Tale evoluzione si basa su un nucleo di persone di cui facevano parte, oltre allo stesso Marcello Boldrini, Eugenio Cefis, Raffaele Girotti e Carlo Zanmatti (tutti con incarichi di responsabilità in società del gruppo), oltre a Pietro Sette sul fronte legale, Attilio Jacoboni (e in seguito Ratti) sull'attività internazionale, Luigi Faleschini e poi Giorgio Fuà per l'attività economica e di studi, e in seguito Giorgio Ruffolo con un ruolo crescente anche in materia di relazioni esterne. La consapevolezza cruciale di Mattei riguarda l'importanza di inserire strumenti di organizzazione moderni nel ceppo di un'impresa pubblica, anche nel confronto con le esperienze internazionali. Anche per questo, conscio dei ritardi organizzativi che caratterizzavano (e continueranno grossomodo a caratterizzare) il capitalismo italiano, tanto nell'impresa pubblica quanto nell'impresa privata, Mattei si rivolge alla società statunitense Booz Allen & Hamilton, che svolge a partire dal 1956 attività di consulenza per Eni, incentrate soprattutto sul modello organizzativo e sui processi della capogruppo, oltre che nella gestione del personale. La scelta di Booz Allen & Hamilton, visti i suoi storici legami con gli apparati di sicurezza degli Stati Uniti, difficilmente è stata estranea all'ambizione internazionale di Mattei, e alla necessità di avere canali aperti con Washington. Allo stesso tempo, lo stimolo apportato dai consulenti statunitensi non era l'unico a cui l'azienda si rifaceva: all'esperienza a San Donato di un Istituto direzionale e tecnico Eni (Idet) si affiancavano altri programmi di aggiornamento ingegneristico, amministrativo e manageriale, legati anche agli economisti italiani protagonisti a diverso titolo dell'economia mista e dell'impresa pubblica, tra cui Pasquale Saraceno.

Una pietra miliare di questo percorso di allargamento delle competenze e di alimentazione di un ecosistema di conoscenza è la creazione del Servizio per gli studi di pianificazione economica dell'Eni da parte di Giorgio Fuà nel 1959, e in seguito 'ereditato' da Giorgio Ruffolo che riassumeva in sé anche il compito delle relazioni esterne. Il Servizio studi opera come una fucina di talenti, che mette insieme competenze giuridiche, economiche e di altro genere, in grado di allargare l'orizzonte rispetto ai corpi tecnici, la cui formazione è l'interesse primario. Il grande gruppo internazionale che Mattei va costruendo, in cui la holding "è un cervello e come tale è tutta un ufficio studi" (Cassese, 1963), deve affiancare questa dimensione di profondità allargata alle tradizionali capacità, senza generare confusione.

Da questo punto di vista, la vicenda del Servizio studi, che ha generato grande attenzione anche per le professionalità che vi sono passate, tra cui Luigi Spaventa e Sabino Cassese, rappresenta sia un'eredità per il Paese che una sfida interna. La sfida mette in luce come la capacità di Mattei manager pubblico, l'arte della sua leadership nella gestione dei processi decisionali, sia anche quella di tenere insieme i diversi mondi, le diverse cordate dell'azienda che vanno formandosi con la sua crescita.
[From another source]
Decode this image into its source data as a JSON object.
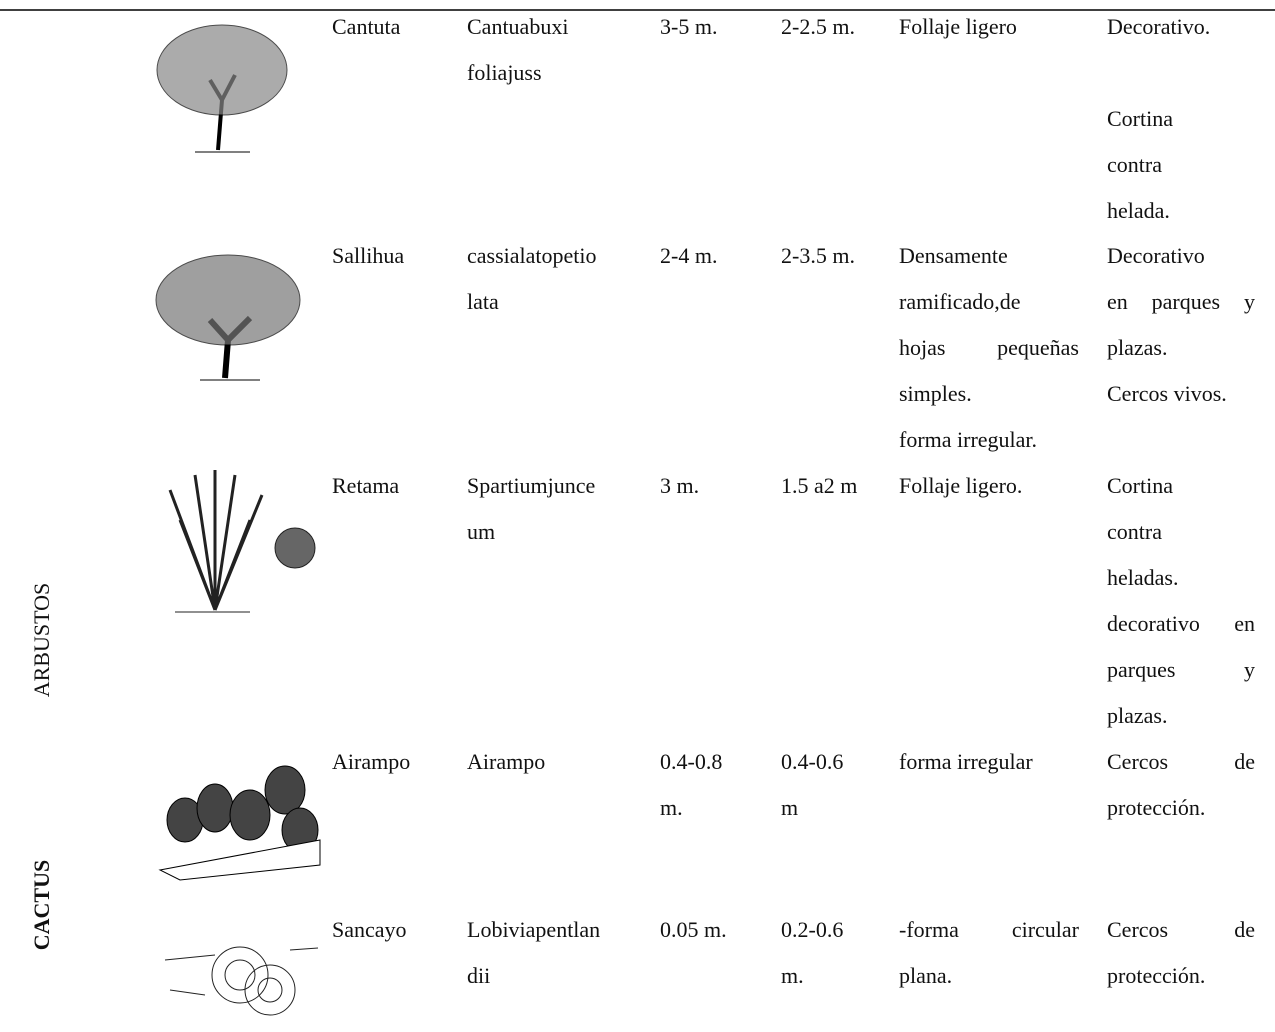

Le diverse sensibilità portano a diverse prospettive, da ascoltare per giungere alle decisioni strategiche e a un modus operandi unitario. Il leader deve essere in grado di tenere insieme queste esigenze, così come deve saper innestare nel corpo esistente senza disperdere le competenze necessarie. Non è possibile comprendere le esigenze di continuità e le prospettive di innovazione, d'altra parte, se non si considera la "relazione speciale" che intercorre tra economia e politica nell'epoca, definendo confini e ambizioni dello spartito dell'economia mista interpretato da Mattei.